Go find the artists who have studied their crafts for years, who are engaged in what art means on a daily basis. They’re there. One thing is for sure: your five year old can’t do anything REMOTELY like what they do.
These are the guys who deserve millions of dollars. I am convinced they will reach those heights–Michelangelo died a millionaire–and that the tide will turn as people get sick of meaninglessness and search again for values, meaning, beauty, and truth. We’ll find the Koons balloons in the garbage where they belong.
Last note: my husband looked at this blog and exclaimed, I’m not a realist. Then he said, Oh lord, they’re going to sue you. Just to clarify, this blog contains my personal opinions.
A Russian reader asked if I read Anne Rice. First, thank you for contacting me, Russia! Second, yes, I read Anne Rice. I greatly admire her ability to create a world that sucks you in and doesn’t let you go. I am not one of those people who adore vampires–really, during love-making, I don’t want my blood sucked–but I do love a good story, well told. Rice can do that. I hear she’s crazy religious now, which I regret.

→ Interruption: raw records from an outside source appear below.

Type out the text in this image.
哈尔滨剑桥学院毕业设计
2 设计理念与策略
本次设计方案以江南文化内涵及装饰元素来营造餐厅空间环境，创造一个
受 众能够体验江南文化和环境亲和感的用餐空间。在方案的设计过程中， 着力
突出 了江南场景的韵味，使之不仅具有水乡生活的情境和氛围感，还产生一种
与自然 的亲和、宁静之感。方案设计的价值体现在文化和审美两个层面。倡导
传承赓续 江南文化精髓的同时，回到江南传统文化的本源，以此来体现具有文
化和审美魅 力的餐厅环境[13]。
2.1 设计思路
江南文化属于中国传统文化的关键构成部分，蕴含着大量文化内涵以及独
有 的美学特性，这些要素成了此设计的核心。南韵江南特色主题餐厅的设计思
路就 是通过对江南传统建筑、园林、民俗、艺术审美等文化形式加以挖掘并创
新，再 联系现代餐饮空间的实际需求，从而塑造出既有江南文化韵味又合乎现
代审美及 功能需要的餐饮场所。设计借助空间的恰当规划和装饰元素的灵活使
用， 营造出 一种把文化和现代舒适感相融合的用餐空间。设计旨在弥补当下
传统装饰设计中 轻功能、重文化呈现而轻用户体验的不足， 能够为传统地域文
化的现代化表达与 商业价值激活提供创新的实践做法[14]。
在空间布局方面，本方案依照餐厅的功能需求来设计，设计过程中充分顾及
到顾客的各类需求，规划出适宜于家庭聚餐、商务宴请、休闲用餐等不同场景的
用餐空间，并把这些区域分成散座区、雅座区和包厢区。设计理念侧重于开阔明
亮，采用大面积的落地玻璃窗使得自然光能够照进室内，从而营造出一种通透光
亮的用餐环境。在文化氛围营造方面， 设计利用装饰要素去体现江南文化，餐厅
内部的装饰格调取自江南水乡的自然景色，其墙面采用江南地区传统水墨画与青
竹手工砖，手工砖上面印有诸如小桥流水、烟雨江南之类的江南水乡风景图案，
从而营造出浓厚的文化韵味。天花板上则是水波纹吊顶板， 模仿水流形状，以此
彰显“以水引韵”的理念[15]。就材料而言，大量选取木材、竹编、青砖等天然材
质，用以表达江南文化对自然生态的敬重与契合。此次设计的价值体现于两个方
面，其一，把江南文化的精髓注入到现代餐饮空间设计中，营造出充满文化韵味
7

But I do understand it. The call of spirit is always there. In my mind, writers are especially susceptible to the lure of the universe of creation. We hear it in the ear of our mind and its siren call is exquisite, undeniable. I can well understand the appeal and solace of a fundamentalist religion. To feel, every moment, that intimate ecstasy, that ravishing certainty…. Then there’s the other part of me that says, Vishnu is Jesus is Zeus is Adonai is Buddha, and it’s my uncertainty, my longing, that is holy. Heschel called faith “a blush before God.” Well, let’s keep blushing. Let’s not take on the anemia of knowing. It’s the approach, laden with wonder, that fortifies us, and praises the divine.

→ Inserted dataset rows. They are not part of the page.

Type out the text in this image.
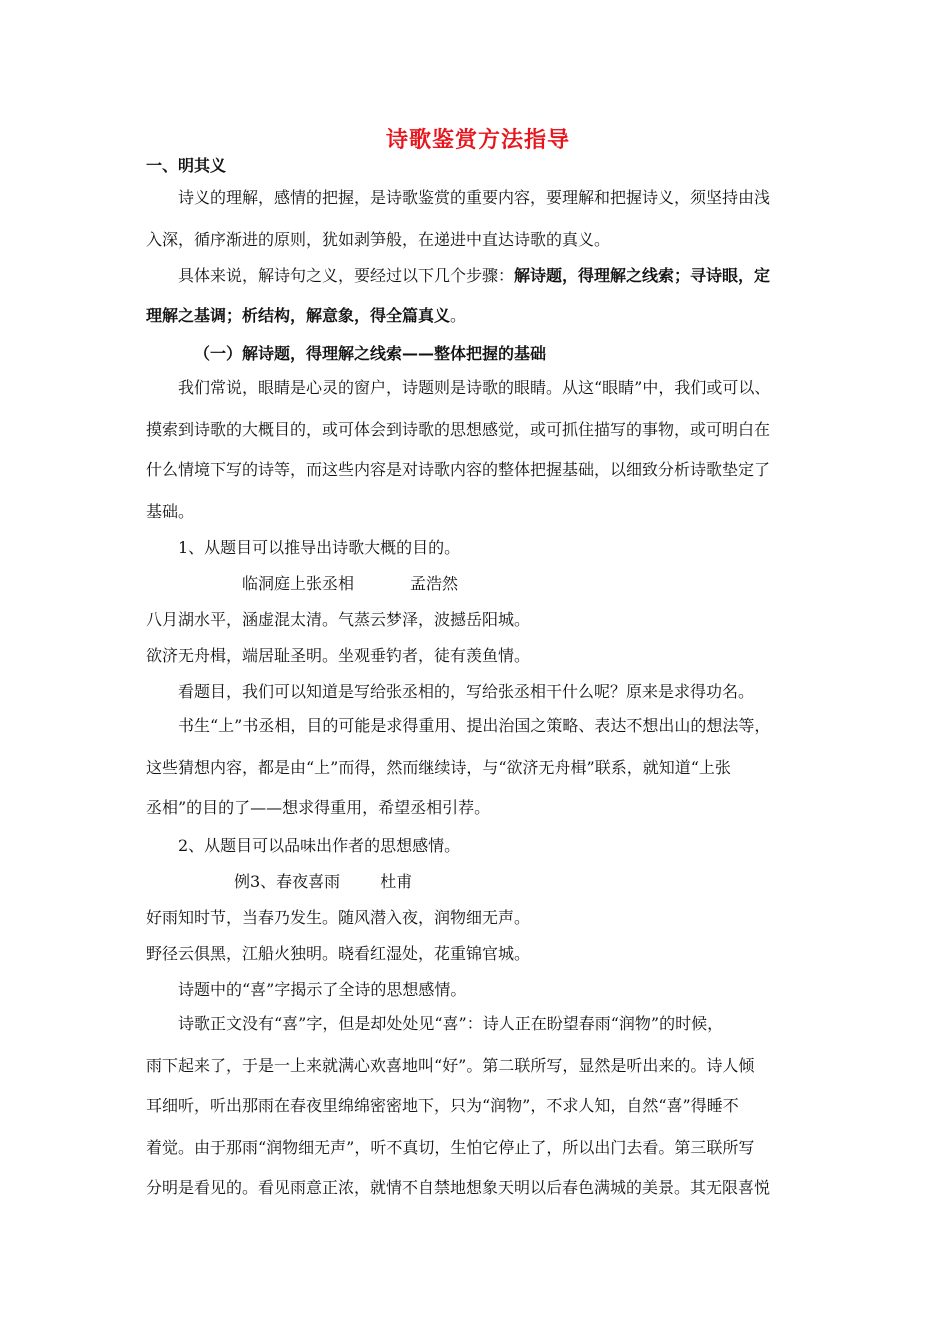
诗歌鉴赏方法指导
一、明其义
诗义的理解，感情的把握，是诗歌鉴赏的重要内容，要理解和把握诗义，须坚持由浅
入深，循序渐进的原则，犹如剥笋般，在递进中直达诗歌的真义。
具体来说，解诗句之义，要经过以下几个步骤：解诗题，得理解之线索；寻诗眼，定
理解之基调；析结构，解意象，得全篇真义。
（一）解诗题，得理解之线索——整体把握的基础
我们常说，眼睛是心灵的窗户，诗题则是诗歌的眼睛。从这“眼睛”中，我们或可以、
摸索到诗歌的大概目的，或可体会到诗歌的思想感觉，或可抓住描写的事物，或可明白在
什么情境下写的诗等，而这些内容是对诗歌内容的整体把握基础，以细致分析诗歌垫定了
基础。
1、从题目可以推导出诗歌大概的目的。
临洞庭上张丞相	孟浩然
八月湖水平，涵虚混太清。气蒸云梦泽，波撼岳阳城。
欲济无舟楫，端居耻圣明。坐观垂钓者，徒有羡鱼情。
看题目，我们可以知道是写给张丞相的，写给张丞相干什么呢？原来是求得功名。
书生“上”书丞相，目的可能是求得重用、提出治国之策略、表达不想出山的想法等，
这些猜想内容，都是由“上”而得，然而继续诗，与“欲济无舟楫”联系，就知道“上张
丞相”的目的了——想求得重用，希望丞相引荐。
2、从题目可以品味出作者的思想感情。
例3、春夜喜雨	杜甫
好雨知时节，当春乃发生。随风潜入夜，润物细无声。
野径云俱黑，江船火独明。晓看红湿处，花重锦官城。
诗题中的“喜”字揭示了全诗的思想感情。
诗歌正文没有“喜”字，但是却处处见“喜”：诗人正在盼望春雨“润物”的时候，
雨下起来了，于是一上来就满心欢喜地叫“好”。第二联所写，显然是听出来的。诗人倾
耳细听，听出那雨在春夜里绵绵密密地下，只为“润物”，不求人知，自然“喜”得睡不
着觉。由于那雨“润物细无声”，听不真切，生怕它停止了，所以出门去看。第三联所写
分明是看见的。看见雨意正浓，就情不自禁地想象天明以后春色满城的美景。其无限喜悦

Now: we are a few days into Venus retrograde. In the Vedic system, some authorities say that Venus retrograde in Pisces, the sign of its exaltation, acts debilitated. I am not certain of that. The jury is still out for me.
What I have seen with retrograde planets is that they are internalized. A certain process of curiosity and exploration about them becomes necessary. When Mercury turns retrograde–communication and computers go haywire. You can straighten them out, you just have to ask yourself a series of questions: Why did this happen? How do I untangle this? What’s the deeper issue? With computers, I’ve seen a few times that there have been problems brewing, and Mercury moving backward brings those problems to light. You just can’t ignore the virus, or the erratic motherboard, anymore. Is that a debility, to deal with problems?
I like Vedic astrology and use it because it works. But I can’t forget that it is Moon centered, while Western astrology is sun centered. In Vedic astrology, there is an underlying assumption that what is comfortable, what solaces the moon, is what is best. In Western astrology, the underlying assumption is that we are all here to self-actualize, to become our fullest soul selves–to shine our light. So I always weigh the two systems, along with other archetypal systems. For me, it’s about having a variety of tools with which to understand.